If you want to know more about how to differentiate between verrucas and corns, we have a couple of blogs that might help:
- Verruca Or Corn?: Spot the Difference and Treat Your Verruca Infection with Care
- What’s The Difference Between A Verruca And A Corn?
How To Treat A Corn
One of the most frequently asked questions about corns, is how to treat a corn. You’ll be happy to know that there are a few considerably painless methods a podiatrist will use to treat your corn. Here they are:
- Trimming: Your podiatrist will most likely remove your corn by trimming it down using a tool. You can try doing this at home by soaking your feet for around 20 minutes in order to make the skin soft. Then, go ahead and gently scrape away at the rough skin using a pumice stone.
- Chemical: This type of corn treatment for the foot is similar to trimming, but uses chemical products instead to slowly dissolve the affected skin. A common product used is salicylic acid, which dissolves keratin (what dead skin is made of).
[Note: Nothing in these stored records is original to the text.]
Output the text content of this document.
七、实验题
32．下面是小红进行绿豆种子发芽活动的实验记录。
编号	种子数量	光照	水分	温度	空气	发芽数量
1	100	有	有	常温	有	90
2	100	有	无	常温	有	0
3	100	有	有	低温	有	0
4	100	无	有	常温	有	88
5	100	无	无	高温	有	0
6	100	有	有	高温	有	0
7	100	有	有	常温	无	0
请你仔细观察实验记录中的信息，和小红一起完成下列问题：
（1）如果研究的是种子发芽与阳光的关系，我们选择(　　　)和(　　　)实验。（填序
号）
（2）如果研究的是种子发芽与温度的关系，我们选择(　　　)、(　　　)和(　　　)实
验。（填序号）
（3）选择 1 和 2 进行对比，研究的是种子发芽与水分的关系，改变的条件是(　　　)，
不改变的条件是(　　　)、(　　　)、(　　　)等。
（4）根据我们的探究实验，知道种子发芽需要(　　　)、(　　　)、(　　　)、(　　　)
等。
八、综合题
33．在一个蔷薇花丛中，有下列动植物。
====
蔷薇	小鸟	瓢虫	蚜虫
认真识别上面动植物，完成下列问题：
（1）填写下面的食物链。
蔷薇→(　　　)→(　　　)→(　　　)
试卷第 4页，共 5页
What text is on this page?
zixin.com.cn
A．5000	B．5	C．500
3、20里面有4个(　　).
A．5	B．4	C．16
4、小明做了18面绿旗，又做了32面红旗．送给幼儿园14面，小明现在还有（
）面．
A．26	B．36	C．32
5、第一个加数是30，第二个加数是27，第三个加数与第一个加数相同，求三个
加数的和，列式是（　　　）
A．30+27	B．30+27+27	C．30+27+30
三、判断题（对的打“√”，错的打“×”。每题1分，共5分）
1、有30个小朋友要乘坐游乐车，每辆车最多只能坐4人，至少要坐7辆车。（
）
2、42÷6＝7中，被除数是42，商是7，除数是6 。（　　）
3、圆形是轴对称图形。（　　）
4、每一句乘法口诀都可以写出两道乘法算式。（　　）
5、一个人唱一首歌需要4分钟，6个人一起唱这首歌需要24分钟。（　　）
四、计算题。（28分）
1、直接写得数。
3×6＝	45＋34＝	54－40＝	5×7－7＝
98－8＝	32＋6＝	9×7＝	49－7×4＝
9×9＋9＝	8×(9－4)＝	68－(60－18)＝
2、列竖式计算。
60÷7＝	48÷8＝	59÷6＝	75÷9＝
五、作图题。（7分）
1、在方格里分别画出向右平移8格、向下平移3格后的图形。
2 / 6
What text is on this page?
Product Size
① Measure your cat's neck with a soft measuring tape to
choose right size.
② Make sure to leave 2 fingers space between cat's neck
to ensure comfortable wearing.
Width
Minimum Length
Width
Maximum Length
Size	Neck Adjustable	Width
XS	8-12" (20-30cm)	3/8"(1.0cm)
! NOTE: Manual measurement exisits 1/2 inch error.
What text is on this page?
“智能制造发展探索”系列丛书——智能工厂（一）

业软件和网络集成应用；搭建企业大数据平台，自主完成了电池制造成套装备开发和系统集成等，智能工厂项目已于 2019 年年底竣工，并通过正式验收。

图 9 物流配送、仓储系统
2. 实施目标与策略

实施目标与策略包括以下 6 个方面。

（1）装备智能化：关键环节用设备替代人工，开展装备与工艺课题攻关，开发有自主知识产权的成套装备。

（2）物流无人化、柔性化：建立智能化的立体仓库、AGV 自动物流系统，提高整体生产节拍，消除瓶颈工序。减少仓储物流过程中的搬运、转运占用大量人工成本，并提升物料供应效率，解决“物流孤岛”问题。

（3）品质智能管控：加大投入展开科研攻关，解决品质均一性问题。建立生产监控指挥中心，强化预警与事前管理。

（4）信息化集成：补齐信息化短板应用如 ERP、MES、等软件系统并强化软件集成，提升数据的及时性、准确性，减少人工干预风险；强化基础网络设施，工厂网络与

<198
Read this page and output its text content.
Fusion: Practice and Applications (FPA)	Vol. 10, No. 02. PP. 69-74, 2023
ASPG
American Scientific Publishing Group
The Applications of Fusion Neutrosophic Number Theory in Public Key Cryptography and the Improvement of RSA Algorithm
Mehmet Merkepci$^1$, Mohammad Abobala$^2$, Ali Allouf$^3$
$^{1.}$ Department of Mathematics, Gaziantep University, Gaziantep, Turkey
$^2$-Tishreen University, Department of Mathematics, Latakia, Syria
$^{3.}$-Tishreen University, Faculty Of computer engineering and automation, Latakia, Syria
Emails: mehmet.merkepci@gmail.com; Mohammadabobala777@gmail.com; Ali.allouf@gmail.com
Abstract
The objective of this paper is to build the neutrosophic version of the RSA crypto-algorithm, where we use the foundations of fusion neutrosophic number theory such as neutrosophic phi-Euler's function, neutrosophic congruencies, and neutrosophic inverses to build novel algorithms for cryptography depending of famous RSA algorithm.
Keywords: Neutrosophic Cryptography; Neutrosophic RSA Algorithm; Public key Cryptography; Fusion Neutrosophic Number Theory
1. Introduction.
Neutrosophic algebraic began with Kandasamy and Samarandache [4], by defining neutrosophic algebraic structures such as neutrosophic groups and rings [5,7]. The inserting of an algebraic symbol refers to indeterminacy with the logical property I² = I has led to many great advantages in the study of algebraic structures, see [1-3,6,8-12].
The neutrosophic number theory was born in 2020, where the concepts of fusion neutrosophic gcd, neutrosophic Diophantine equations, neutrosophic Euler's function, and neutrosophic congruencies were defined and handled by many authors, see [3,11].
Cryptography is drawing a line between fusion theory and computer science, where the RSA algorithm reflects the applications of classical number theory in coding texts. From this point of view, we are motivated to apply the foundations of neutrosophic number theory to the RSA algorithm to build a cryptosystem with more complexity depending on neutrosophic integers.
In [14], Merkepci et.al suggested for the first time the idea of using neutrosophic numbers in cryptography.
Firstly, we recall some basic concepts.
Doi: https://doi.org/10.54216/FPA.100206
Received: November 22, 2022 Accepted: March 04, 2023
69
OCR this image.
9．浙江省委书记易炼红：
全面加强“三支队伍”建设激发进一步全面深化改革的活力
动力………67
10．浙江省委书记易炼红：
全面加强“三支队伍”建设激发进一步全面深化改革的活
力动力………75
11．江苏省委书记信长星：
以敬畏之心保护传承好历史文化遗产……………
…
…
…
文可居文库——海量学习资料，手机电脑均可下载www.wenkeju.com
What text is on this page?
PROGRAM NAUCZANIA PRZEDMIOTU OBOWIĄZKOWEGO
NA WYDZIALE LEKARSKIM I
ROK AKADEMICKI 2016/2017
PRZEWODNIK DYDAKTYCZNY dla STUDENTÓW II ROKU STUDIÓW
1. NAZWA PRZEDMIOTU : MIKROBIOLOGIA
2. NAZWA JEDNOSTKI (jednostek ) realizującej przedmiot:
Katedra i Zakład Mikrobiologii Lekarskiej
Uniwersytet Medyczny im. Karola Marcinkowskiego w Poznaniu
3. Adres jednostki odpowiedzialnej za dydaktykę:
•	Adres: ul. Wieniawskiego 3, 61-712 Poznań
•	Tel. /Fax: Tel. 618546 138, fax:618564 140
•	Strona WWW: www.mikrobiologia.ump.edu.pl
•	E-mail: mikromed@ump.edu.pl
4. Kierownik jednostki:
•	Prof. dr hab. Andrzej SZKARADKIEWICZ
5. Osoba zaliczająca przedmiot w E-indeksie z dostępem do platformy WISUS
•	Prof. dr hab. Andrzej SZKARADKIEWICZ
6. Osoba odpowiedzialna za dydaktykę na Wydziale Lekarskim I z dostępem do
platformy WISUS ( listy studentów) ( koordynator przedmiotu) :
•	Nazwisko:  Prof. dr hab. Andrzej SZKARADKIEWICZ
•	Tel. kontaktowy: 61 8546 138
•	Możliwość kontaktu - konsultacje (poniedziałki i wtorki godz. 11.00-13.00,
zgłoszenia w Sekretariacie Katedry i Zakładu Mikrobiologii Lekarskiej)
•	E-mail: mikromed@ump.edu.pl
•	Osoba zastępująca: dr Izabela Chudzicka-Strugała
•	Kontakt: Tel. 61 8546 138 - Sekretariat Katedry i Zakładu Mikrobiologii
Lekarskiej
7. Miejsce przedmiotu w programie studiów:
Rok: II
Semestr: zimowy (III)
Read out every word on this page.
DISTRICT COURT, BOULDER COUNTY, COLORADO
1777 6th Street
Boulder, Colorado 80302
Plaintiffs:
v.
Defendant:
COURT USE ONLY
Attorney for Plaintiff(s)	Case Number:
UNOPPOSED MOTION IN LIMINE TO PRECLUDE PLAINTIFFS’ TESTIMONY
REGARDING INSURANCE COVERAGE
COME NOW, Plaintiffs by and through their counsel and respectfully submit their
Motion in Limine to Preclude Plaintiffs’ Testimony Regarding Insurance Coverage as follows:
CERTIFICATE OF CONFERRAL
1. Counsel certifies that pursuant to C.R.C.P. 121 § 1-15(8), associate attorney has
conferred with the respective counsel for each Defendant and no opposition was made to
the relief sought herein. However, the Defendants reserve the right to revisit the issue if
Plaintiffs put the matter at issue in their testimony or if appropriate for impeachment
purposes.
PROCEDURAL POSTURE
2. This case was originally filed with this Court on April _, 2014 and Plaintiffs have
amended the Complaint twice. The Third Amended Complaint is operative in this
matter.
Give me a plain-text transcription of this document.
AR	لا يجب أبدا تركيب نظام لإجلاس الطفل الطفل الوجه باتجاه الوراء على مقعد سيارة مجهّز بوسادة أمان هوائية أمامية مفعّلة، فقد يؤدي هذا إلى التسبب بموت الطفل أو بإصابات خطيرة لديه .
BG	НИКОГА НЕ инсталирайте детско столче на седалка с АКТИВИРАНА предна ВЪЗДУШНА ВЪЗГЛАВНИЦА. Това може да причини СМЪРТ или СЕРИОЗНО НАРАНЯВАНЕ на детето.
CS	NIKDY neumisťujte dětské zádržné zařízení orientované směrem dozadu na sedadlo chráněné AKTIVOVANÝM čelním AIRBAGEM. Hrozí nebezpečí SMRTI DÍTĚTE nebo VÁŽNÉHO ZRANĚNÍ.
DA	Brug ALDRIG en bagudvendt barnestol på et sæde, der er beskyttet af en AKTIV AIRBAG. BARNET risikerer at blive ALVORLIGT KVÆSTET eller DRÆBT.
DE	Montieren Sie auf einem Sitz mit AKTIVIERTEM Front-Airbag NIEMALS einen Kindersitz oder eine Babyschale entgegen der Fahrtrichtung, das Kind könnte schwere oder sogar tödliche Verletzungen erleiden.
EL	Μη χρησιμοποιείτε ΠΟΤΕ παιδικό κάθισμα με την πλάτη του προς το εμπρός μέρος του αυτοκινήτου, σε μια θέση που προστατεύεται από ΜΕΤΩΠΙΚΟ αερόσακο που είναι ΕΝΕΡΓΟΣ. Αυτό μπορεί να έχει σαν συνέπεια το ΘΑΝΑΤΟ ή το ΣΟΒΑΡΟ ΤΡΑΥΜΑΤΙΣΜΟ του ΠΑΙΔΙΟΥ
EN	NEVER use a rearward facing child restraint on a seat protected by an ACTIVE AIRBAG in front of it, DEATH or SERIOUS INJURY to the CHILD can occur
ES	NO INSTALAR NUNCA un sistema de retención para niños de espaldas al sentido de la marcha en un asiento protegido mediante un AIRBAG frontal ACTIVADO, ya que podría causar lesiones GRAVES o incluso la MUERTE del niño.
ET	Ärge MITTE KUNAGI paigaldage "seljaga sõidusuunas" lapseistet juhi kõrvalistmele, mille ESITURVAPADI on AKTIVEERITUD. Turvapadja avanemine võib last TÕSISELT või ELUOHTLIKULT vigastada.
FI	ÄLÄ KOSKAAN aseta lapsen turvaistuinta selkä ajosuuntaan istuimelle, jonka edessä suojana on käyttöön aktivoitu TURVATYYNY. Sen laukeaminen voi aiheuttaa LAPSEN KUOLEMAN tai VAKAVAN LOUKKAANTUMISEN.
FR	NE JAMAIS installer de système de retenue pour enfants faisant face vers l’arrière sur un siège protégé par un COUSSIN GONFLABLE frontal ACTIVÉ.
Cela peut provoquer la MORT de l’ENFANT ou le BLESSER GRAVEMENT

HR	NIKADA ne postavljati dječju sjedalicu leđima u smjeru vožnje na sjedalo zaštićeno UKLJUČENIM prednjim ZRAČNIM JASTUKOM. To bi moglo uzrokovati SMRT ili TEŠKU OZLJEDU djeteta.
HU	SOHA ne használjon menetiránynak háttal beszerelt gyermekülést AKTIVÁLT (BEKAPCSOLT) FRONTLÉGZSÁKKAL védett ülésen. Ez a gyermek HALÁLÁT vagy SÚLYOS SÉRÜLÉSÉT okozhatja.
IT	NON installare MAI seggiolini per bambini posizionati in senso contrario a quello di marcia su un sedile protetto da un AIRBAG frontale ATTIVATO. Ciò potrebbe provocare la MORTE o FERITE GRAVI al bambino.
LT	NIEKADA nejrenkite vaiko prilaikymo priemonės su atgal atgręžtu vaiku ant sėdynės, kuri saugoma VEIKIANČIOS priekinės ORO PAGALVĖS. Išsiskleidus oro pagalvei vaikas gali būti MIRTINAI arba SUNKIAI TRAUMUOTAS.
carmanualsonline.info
- Toe Protection /Footpads: Though not really a form of treatment, it’s worth mentioning. Using footpads can help ease the discomfort significantly. You can also use toe splints to prevent your toes from creating friction with each other.
A recommended at-home treatment is as follows:
- Soak the corn in warm water, for 5-10 minutes till the skin softens
- File the corn with a pumice stone. First, dip the stone in warm water then use it very gently against your corn. Make sure to use it in circular motions or sideways motions. This will remove the dead skin.
- Don’t file it too much and take off too much skin, this can lead to bleeding and infections
- Use moisturizer/lotion on the area daily. Preferably one with salicylic acid, urea, or ammonium lactate.
- Use a piece of moleskin as padding. Cut the moleskin into two half-moon shapes and place it around the corn. To prevent your corn from constant shoe contact, use a doughnut-shaped adhesive pad to protect it.
- Always wear shoes that fit you right.
- Keep your toenails trimmed.
When Should I See A Podiatrist?
Corns can impact your day-to-day life due to pain while walking. Most corns are unproblematic, while some can become extremely painful or even infected. That’s why it’s always best to see a podiatrist when dealing with anything related to your feet.
Always see a podiatrist in case:
- Your corn is painful.
- If you suffer from diabetes, untreated corns can develop into worse illnesses.
- If you cut your corn and it bleeds, the skin break allows infections to pour in.
- Your corn is discharging pus or clear fluids. This means it’s either infected or has ulcers forming. Both of these require immediate medical care.
- If you suffer from heart disease, or other circulatory problems (like diabetes).